Sep
18
AI hype, from Nils Poertner
September 18, 2023 |

remember the hype about Chat GPT some weeks /months ago? def for trading /investing - I doubt using that or any other program will help to master time ahead - prob a recipe for disaster at the end.
Peter Ringel writes:
I am still hyped! Hyped for boost in efficiency of the economy via AI. Not hyped for AI-trading systems! So far the training data set seem too small for AI - trading, thankfully. Together with what the Senator and others posted here: humans still beat skynet. Yet, I like to remind myself every day: the bastards are coming.
Hernan Avella responds:
So far the training data set seem too small for AI - trading , thankfully.
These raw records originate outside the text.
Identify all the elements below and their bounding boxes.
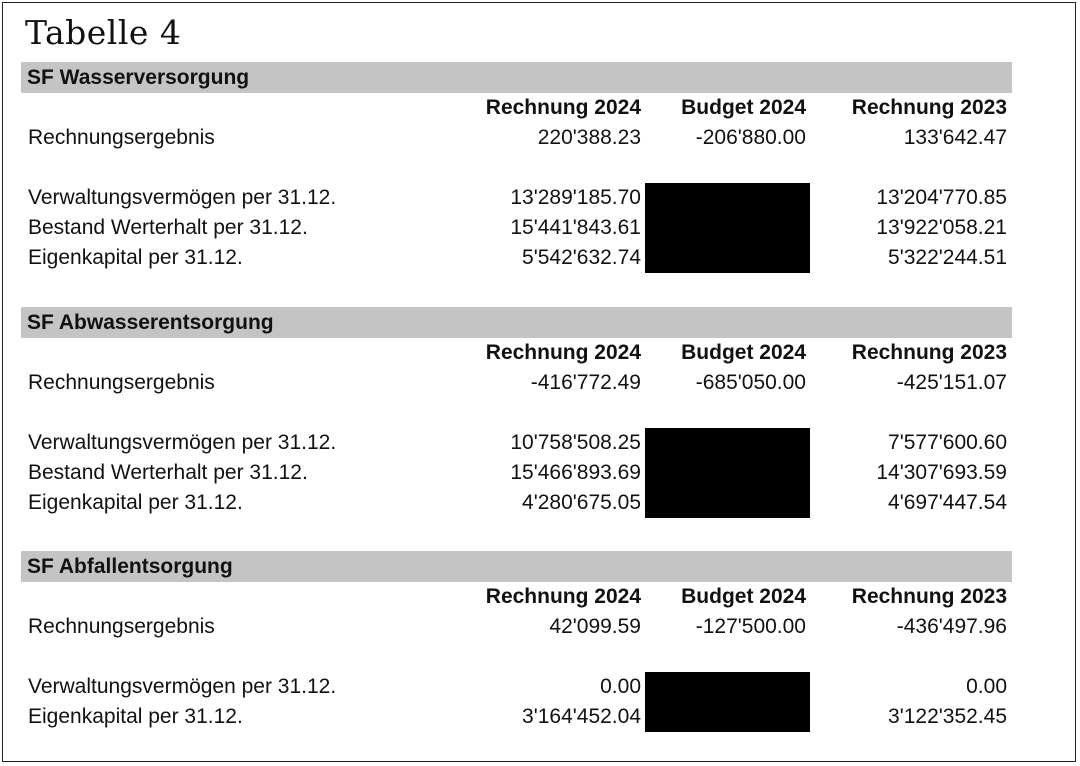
result-row (21, 368, 1012, 398)
redaction-block (645, 487, 810, 518)
value-rechnung-2023: 4'697'447.54 (888, 491, 1007, 514)
value-rechnung-2024: 220'388.23 (537, 126, 641, 149)
section-header: SF Abwasserentsorgung (21, 307, 1012, 338)
column-header-rechnung-2024: Rechnung 2024 (485, 341, 641, 364)
value-rechnung-2023: 5'322'244.51 (888, 246, 1007, 269)
value-budget-2024: -206'880.00 (695, 126, 806, 149)
table-row (21, 672, 1012, 702)
value-rechnung-2024: 10'758'508.25 (510, 431, 641, 454)
table-row (21, 428, 1012, 458)
column-header-budget-2024: Budget 2024 (681, 341, 806, 364)
table-row (21, 183, 1012, 213)
value-rechnung-2024: 42'099.59 (549, 615, 641, 638)
table-row (21, 213, 1012, 243)
row-label: Rechnungsergebnis (28, 126, 215, 149)
row-label: Verwaltungsvermögen per 31.12. (28, 675, 337, 698)
value-rechnung-2023: 13'204'770.85 (876, 186, 1007, 209)
row-label: Bestand Werterhalt per 31.12. (28, 216, 308, 239)
value-rechnung-2023: 0.00 (966, 675, 1007, 698)
value-rechnung-2024: 15'466'893.69 (510, 461, 641, 484)
column-header-row (21, 338, 1012, 368)
table-title: Tabelle 4 (25, 13, 182, 52)
section-wasserversorgung (21, 62, 1012, 273)
spacer-row (21, 398, 1012, 428)
result-row (21, 612, 1012, 642)
row-label: Eigenkapital per 31.12. (28, 705, 243, 728)
table-row (21, 243, 1012, 273)
value-rechnung-2023: -425'151.07 (896, 371, 1007, 394)
section-abfallentsorgung (21, 551, 1012, 732)
spacer-row (21, 642, 1012, 672)
redaction-block (645, 701, 810, 732)
value-rechnung-2024: 3'164'452.04 (522, 705, 641, 728)
column-header-budget-2024: Budget 2024 (681, 96, 806, 119)
value-rechnung-2023: 14'307'693.59 (876, 461, 1007, 484)
row-label: Eigenkapital per 31.12. (28, 491, 243, 514)
table-row (21, 702, 1012, 732)
document-frame (2, 2, 1076, 762)
table-row (21, 458, 1012, 488)
spacer-row (21, 153, 1012, 183)
value-budget-2024: -685'050.00 (695, 371, 806, 394)
value-rechnung-2024: 4'280'675.05 (522, 491, 641, 514)
redaction-block (645, 212, 810, 243)
value-rechnung-2024: 5'542'632.74 (522, 246, 641, 269)
section-header: SF Abfallentsorgung (21, 551, 1012, 582)
value-rechnung-2023: 3'122'352.45 (888, 705, 1007, 728)
section-header: SF Wasserversorgung (21, 62, 1012, 93)
value-rechnung-2023: 133'642.47 (903, 126, 1007, 149)
redaction-block (645, 242, 810, 273)
column-header-rechnung-2024: Rechnung 2024 (485, 585, 641, 608)
row-label: Rechnungsergebnis (28, 615, 215, 638)
row-label: Eigenkapital per 31.12. (28, 246, 243, 269)
column-header-rechnung-2023: Rechnung 2023 (851, 585, 1007, 608)
redaction-block (645, 457, 810, 488)
column-header-budget-2024: Budget 2024 (681, 585, 806, 608)
table-row (21, 488, 1012, 518)
result-row (21, 123, 1012, 153)
row-label: Bestand Werterhalt per 31.12. (28, 461, 308, 484)
column-header-rechnung-2023: Rechnung 2023 (851, 96, 1007, 119)
value-rechnung-2023: 13'922'058.21 (876, 216, 1007, 239)
column-header-row (21, 582, 1012, 612)
redaction-block (645, 183, 810, 213)
column-header-row (21, 93, 1012, 123)
column-header-rechnung-2023: Rechnung 2023 (851, 341, 1007, 364)
value-rechnung-2024: 13'289'185.70 (510, 186, 641, 209)
redaction-block (645, 428, 810, 458)
value-rechnung-2024: -416'772.49 (530, 371, 641, 394)
value-rechnung-2024: 15'441'843.61 (510, 216, 641, 239)
row-label: Verwaltungsvermögen per 31.12. (28, 431, 337, 454)
value-rechnung-2023: 7'577'600.60 (888, 431, 1007, 454)
value-rechnung-2024: 0.00 (600, 675, 641, 698)
section-abwasserentsorgung (21, 307, 1012, 518)
value-budget-2024: -127'500.00 (695, 615, 806, 638)
column-header-rechnung-2024: Rechnung 2024 (485, 96, 641, 119)
row-label: Verwaltungsvermögen per 31.12. (28, 186, 337, 209)
value-rechnung-2023: -436'497.96 (896, 615, 1007, 638)
row-label: Rechnungsergebnis (28, 371, 215, 394)
redaction-block (645, 672, 810, 702)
How do you figure this? Each trading day probably produces more than 100's million rows between trades and quote updates for all levels and exchanges, if you include futures, equities. I don't think lack of data is the issue here.
Peter Ringel replies:
I know even less about AI-coding, than about trading-coding. So everything is based on perceived experts. Thankfully, so far they are pessimistic.
Hernan Avella continues:
So everything is based on perceived experts.
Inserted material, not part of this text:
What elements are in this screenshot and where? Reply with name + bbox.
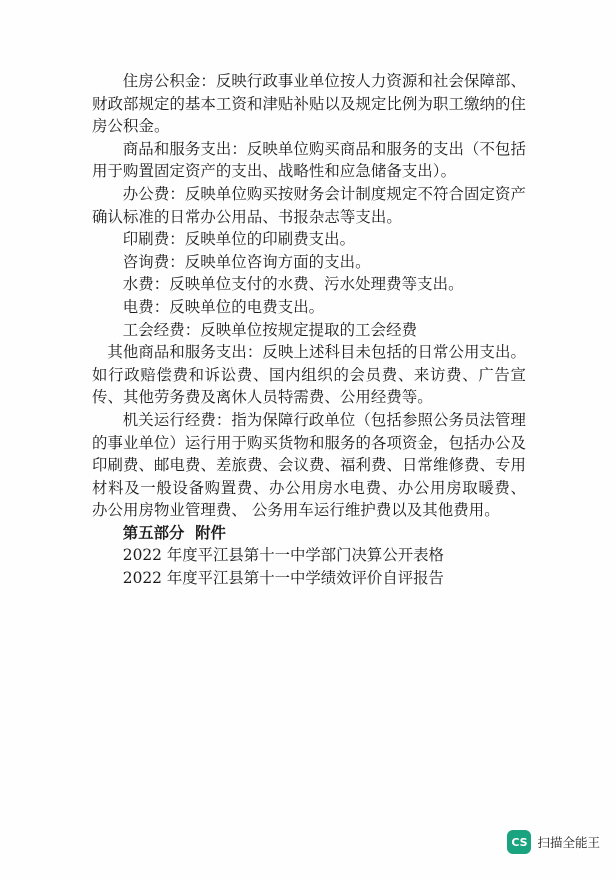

The set of experts in ML-DL is very small, and the set of experts in trading is also small. I imagine the intersection is even smaller and more importantly, secretive. My suspicion is that the training set is more than enough, but the problem of ergodicity and stationarity (lack of) of the ever evolving competition are the culprit.
Peter Ringel responds:
I hope, you are wrong with this. But at some point you will be not. I speculate, that the "small" existing universe of trading history data + some sort of data - > model on human psychology - will be enough - will make us traders obsolete.
Peter Saint-Andre writes:
In my limited, non-trading experience with LLMs, I've found that their output reflects conventional wisdom. That might leave plenty of room for creative strategies outside the mainstream.
Peter Ringel agrees:
yes, they are regression x1000 on speed. so far feedback loops/ "reflexivity" kill it. As far as I understand.
Hernan Avella warns:
I would abstain from making any statements about the state of the art ML applied to trading, specially from a place of ignorance. Whoever works in this field (which there are only a handful in this list), and interacts with just the basic chat GPT 4.0, realizes immediately the productivity boost and immense potential to improve one's process. Only a moron would expect a good output from just feeding prices to the engine or asking simple questions.
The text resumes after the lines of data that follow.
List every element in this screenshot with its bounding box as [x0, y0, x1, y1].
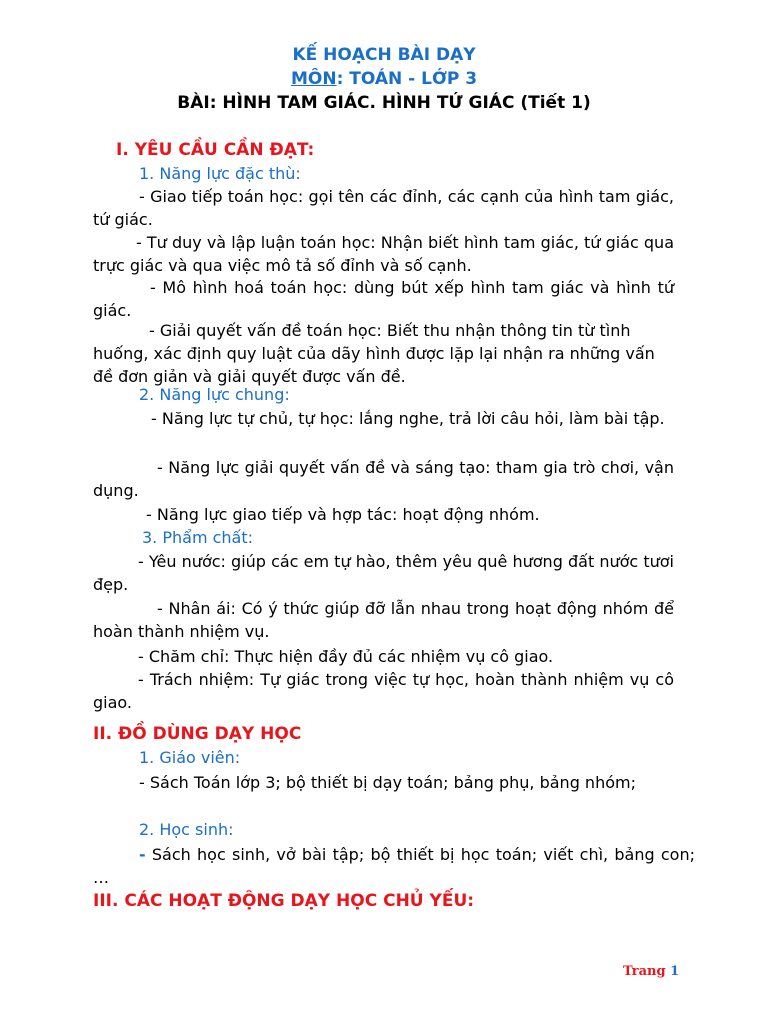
list-item: - Nhân ái: Có ý thức giúp đỡ lẫn nhau trong hoạt động nhóm để hoàn thành nhiệm vụ.: [93, 599, 674, 641]
subsection-2-2-title: 2. Học sinh:: [139, 820, 234, 839]
list-item: - Yêu nước: giúp các em tự hào, thêm yêu quê hương đất nước tươi đẹp.: [93, 552, 674, 594]
page-number: [623, 963, 679, 981]
list-item: - Giao tiếp toán học: gọi tên các đỉnh, các cạnh của hình tam giác, tứ giác.: [93, 187, 674, 229]
list-item: - Năng lực giao tiếp và hợp tác: hoạt động nhóm.: [146, 505, 540, 524]
subsection-1-3-title: 3. Phẩm chất:: [142, 528, 254, 547]
list-item: - Tư duy và lập luận toán học: Nhận biết hình tam giác, tứ giác qua trực giác và qua việc mô tả số đỉnh và số cạnh.: [93, 233, 674, 275]
list-item: - Trách nhiệm: Tự giác trong việc tự học, hoàn thành nhiệm vụ cô giao.: [93, 670, 674, 712]
page-label: Trang: [623, 964, 666, 979]
bullet-dash: -: [139, 845, 146, 864]
subsection-2-1-title: 1. Giáo viên:: [139, 748, 241, 767]
list-item: - Sách Toán lớp 3; bộ thiết bị dạy toán; bảng phụ, bảng nhóm;: [139, 773, 636, 792]
list-item: - Giải quyết vấn đề toán học: Biết thu nhận thông tin từ tình huống, xác định quy luật của dãy hình được lặp lại nhận ra những vấn đề đơn giản và giải quyết được vấn đề.: [93, 321, 655, 386]
list-item: [93, 843, 695, 889]
list-item-text: Sách học sinh, vở bài tập; bộ thiết bị học toán; viết chì, bảng con; …: [93, 845, 695, 887]
list-item: - Mô hình hoá toán học: dùng bút xếp hình tam giác và hình tứ giác.: [93, 278, 674, 320]
document-title: KẾ HOẠCH BÀI DẠY: [292, 45, 476, 65]
list-item: - Năng lực tự chủ, tự học: lắng nghe, trả lời câu hỏi, làm bài tập.: [151, 409, 665, 428]
list-item: - Chăm chỉ: Thực hiện đầy đủ các nhiệm vụ cô giao.: [138, 647, 554, 666]
subject-line: [0, 68, 768, 90]
subsection-1-1-title: 1. Năng lực đặc thù:: [139, 164, 301, 183]
section-1-heading: I. YÊU CẦU CẦN ĐẠT:: [116, 140, 315, 160]
list-item: - Năng lực giải quyết vấn đề và sáng tạo: tham gia trò chơi, vận dụng.: [93, 458, 674, 500]
subsection-1-2-title: 2. Năng lực chung:: [139, 385, 290, 404]
page-value: 1: [670, 964, 680, 979]
lesson-title: BÀI: HÌNH TAM GIÁC. HÌNH TỨ GIÁC (Tiết 1): [177, 93, 591, 113]
subject-label: MÔN: [290, 69, 337, 89]
subject-value: : TOÁN - LỚP 3: [336, 69, 478, 89]
section-3-heading: III. CÁC HOẠT ĐỘNG DẠY HỌC CHỦ YẾU:: [93, 891, 475, 911]
section-2-heading: II. ĐỒ DÙNG DẠY HỌC: [93, 724, 302, 744]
Peter Ringel agrees again:
nooo! especially if you are ignorant in a field , better check if that poses a risk to your systems. I believe AI is a risk to traders. Here is a fact already reality: ChatGPT empowers people to do substantial back-tests.
Big Al adds:
And doing backtests poorly, or being improperly overconfident in backtests, is a threat to one's trading.
Humbert K. wonders:
With reference to the skynet, it is hard to guess if and when fully autonomous weapons will happen. My 2 cents is: Fully autonomous weapons will happen. There are debates as to whether we should let machines make kill decisions. I can say though our adversaries' weapons developments will not be bound in any way by any moral or ethical standards. If the bots can communicate with each other and collaborate to perform. When will they no longer need human inputs or interventions?
Eric Lindell writes:
There's a limit to what computers can do with the massive amounts of data available in countless categories. To find the perfect mix of factors to plug into a formula — if there is such a thing — would require a number of operations that increases exponentially with the data-set size.
Humans are good at intuitively navigating such complex search spaces. Computers using brute force just aren't powerful enough yet — and may (in principle) never be. That said, if a human comes up with a plausible conjecture relating stock picks with subsequent price performance, computers can certainly back-check the theory.
I'm working on one now regarding immediate post-IPO performance of stocks selected by certain criteria — criteria that aren't widely (or even narrowly) recognized for their relevance — pertaining to historical research of a revisionist nature.